Le deuxième ensemble de contraintes concerne plus directement le travail architectural. Le futur al est situé dans le nord de Paris sur un terrein en forte pente, en bordure du boulevard périphérique. Le film montre comment l’architecte trouve une solution pour combattre le bruit. Car il faut bien dépasser tous les obstacles, ne pas être bloqué par une donnée indépendante du désir de l’architecte. Il n’est pas question de supprimer le périphérique comme il n’est pas possible de détruire l’église construite au milieu du terrein où doit être édifié l’hôpital. Riboulet est tenté de la supprimer d’un trait de plume dans ses plans, de faire comme si elle n’existait pas. Mais le réel se rappelle sans cesse à lui. La pente du terrain, l’église, le périphérique, tout le génie de l’architecte sera de tirer profit de ces contraintes, de les transformer en points forts de son projet. Le cinéaste n’est-il pas au fond dans une situation similaire ? Il ne choisit pas les lieux où il filme, le bureau de Riboulet et sa résidence de campagne où il se réfugie au cœur de l’été pour poursuivre son travail. Il ne choisit pas non plus la musique que Riboulet écoute en continu et qui doit figurer dans la bande son du film sous peine d’introduire un soupçon de manipulation. Il ne choisit pas non plus le « jeu » de l’architecte, sa présence physique à l’écran et les intonations de sa voix dans la bande son. Mais ce que le cinéaste maîtrise entièrement, ce qui constitue son travail propre, c’est la mise en place du dispositif constitutif du film, dispositif conçu avant le tournage du film et mis en œuvre dans une rigueur absolue jusque dans le montage.

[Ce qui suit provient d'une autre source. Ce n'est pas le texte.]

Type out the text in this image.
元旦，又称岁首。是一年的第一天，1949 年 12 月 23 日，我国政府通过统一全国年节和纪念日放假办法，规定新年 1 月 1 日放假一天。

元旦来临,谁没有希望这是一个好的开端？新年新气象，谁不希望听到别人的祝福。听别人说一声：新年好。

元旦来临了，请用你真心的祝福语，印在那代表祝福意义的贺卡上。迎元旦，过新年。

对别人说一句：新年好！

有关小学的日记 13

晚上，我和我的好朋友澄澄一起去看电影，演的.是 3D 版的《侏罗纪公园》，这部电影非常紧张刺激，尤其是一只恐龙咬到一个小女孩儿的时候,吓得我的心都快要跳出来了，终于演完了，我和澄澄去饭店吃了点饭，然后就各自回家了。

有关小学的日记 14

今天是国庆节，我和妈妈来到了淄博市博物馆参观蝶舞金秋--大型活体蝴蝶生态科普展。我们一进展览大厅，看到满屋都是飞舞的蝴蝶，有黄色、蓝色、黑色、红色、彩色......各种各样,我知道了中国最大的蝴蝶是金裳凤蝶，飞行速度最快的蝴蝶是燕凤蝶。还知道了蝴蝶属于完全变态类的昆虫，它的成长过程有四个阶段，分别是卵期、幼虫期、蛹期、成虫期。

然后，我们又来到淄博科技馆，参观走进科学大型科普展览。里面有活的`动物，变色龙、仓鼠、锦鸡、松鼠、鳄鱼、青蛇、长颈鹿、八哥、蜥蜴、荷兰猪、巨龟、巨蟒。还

Enfin, mais bien sûr c’est cela qui est fondamental, l’hôpital en projet est un hôpital pour enfant. Les divers services et bâtiments qui doivent y figurer de la morgue à la maternité, sont imposés, mais ce n’est pas cela qui est fondamental. Ce qui compte pour Riboulet, c’est que cet hôpital, ce lieu où les enfants qui le fréquenteront seront des enfants malades, ne mettent pas les enfants face à la maladie et à la mort. La grande réussite de l’architecte c’est de réussir à faire de ce lieu un lieu de vie, un lieu ouvert sur la vie. En filmant cette conviction de l’architecte, le film devient un document vivant, fondamentalement optimiste.